What I do want to do is just focus on the logic of one of the oil industry’s major arguments for extending the permitting of exports — again, not on the wisdom of exporting policy. Permit me to do so in the context of the industry’s long-standing argument concerning the pricing of gasoline to U.S. consumers. The argument is that more oil drilling in the U.S. will lower the price of gas and put America on the path to oil “independence.”

In somewhat of circuitous manner, oil companies are using the opposite of their domestic advocacy for “drill, baby, drill” policy as a way to keep prices lower at the pump. Their yin is that producing more oil in the U.S. and sending significant amounts overseas, combined with declining vehicular fuel demand, will lower gas prices. Economist Adam Smith would applaud the simplicity if he were alive and well. Their yang presents a bit more complicated set of “ifs.” That is, the industry presumes that fulfillment of the yen (excuse another pun) to export will result in more U.S. oil being drilled because of increased world demand generated by the assumed ability of the U.S. to produce oil at less costs than the world price for oil. It will also help foster infrastructure development in the U.S. to break up current log jams concerning oil transportation. Finally, it will facilitate more efficient refineries, allowing them to specialize in different types of oil. The yin and yang will result in (marginally) lower prices of gasoline — so goes the rhetoric and oil-industry-paid-for studies.

Paraphrasing Dr. Pangloss in “Candide,” the oil companies hope for the “best of all possible worlds.” But, before Americans run out and buy stock, note the price of gasoline does not directly reflect oil production volume. Indeed, gas prices, despite increased supplies, have gyrated significantly and now hover nationally over $4 a gallon. Generally, oil and gas prices relate to international prices, tension in the Middle East and investor and banker speculation — not always or directly domestic costs. Stockholders and executives of oil companies function not on patriotism but on profit and to the extent that the law permits, they will sell overseas to get the best price — in effect, the best dollar over payment for a barrel of oil. Consumers, I suspect, are rarely a significant part of their opportunity costing.
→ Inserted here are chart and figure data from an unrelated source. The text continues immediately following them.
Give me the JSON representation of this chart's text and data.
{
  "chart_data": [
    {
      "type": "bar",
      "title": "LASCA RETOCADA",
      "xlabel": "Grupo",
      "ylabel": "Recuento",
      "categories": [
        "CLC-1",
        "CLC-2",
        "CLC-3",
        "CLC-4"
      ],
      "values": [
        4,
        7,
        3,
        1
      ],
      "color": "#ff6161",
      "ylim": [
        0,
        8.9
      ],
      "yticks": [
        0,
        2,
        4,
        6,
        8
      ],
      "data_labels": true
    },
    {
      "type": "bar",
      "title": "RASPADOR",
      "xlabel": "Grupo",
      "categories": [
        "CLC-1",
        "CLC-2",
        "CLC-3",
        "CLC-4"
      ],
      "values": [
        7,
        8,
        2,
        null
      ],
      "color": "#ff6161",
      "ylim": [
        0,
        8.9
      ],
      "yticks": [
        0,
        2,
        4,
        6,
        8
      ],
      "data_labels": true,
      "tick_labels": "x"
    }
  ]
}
Unfortunately, lack of strong empirical evidence tempers the company’s argument that increased world demand will stimulate good things like refinery efficiency and log-jam-ending infrastructure. Maybe if the price per barrel is right (clearly, higher than it is now) and seems predictable for more than a small period of time, refinery and infrastructure developments will be positive. But, the costs to the consumer, in this context, will be higher. It will also be higher because shale oil is tight oil and more risky and costly to drill.

Oil independence is a myth suggested by oil industry and a non-analytical media. Certainly, the oil boom and less vehicular demand have generated less imports and less dependency. But we still buy nearly 300 billion dollars’ worth of oil every year to respond to need and we still produce far less than demand.

Somewhere in the dark labyrinth of each major oil company is a pumped-up (another pun), never-used, secret justification for franchise agreements impeding the sale of alternative fuels in their retail outlets. To alleviate guilt, it may go something like this: “Monopolies at the pump will allow us to make larger profits. You know we will someday soon want to give back some of the profits to consumers by lowering the price of gasoline.” If you believe this still-secret beneficence, let me sell you the Brooklyn Bridge.

There is another way to steady the gasoline market and lower consumer costs. Inexpensive conversions to allow older vehicles to use safe, cheaper and environmentally better alternative fuels (as opposed to gasoline), combined with expanded use by flex-fuel owners of alternative fuels, would add competition to the fuel market and likely reduce prices for consumers. Natural-gas-based ethanol is on the horizon and methanol, once the EPA approves, will follow, hopefully shortly thereafter. Electric cars, once costs are lower and distance on single charges is higher, will be a welcome addition to the competitive mix.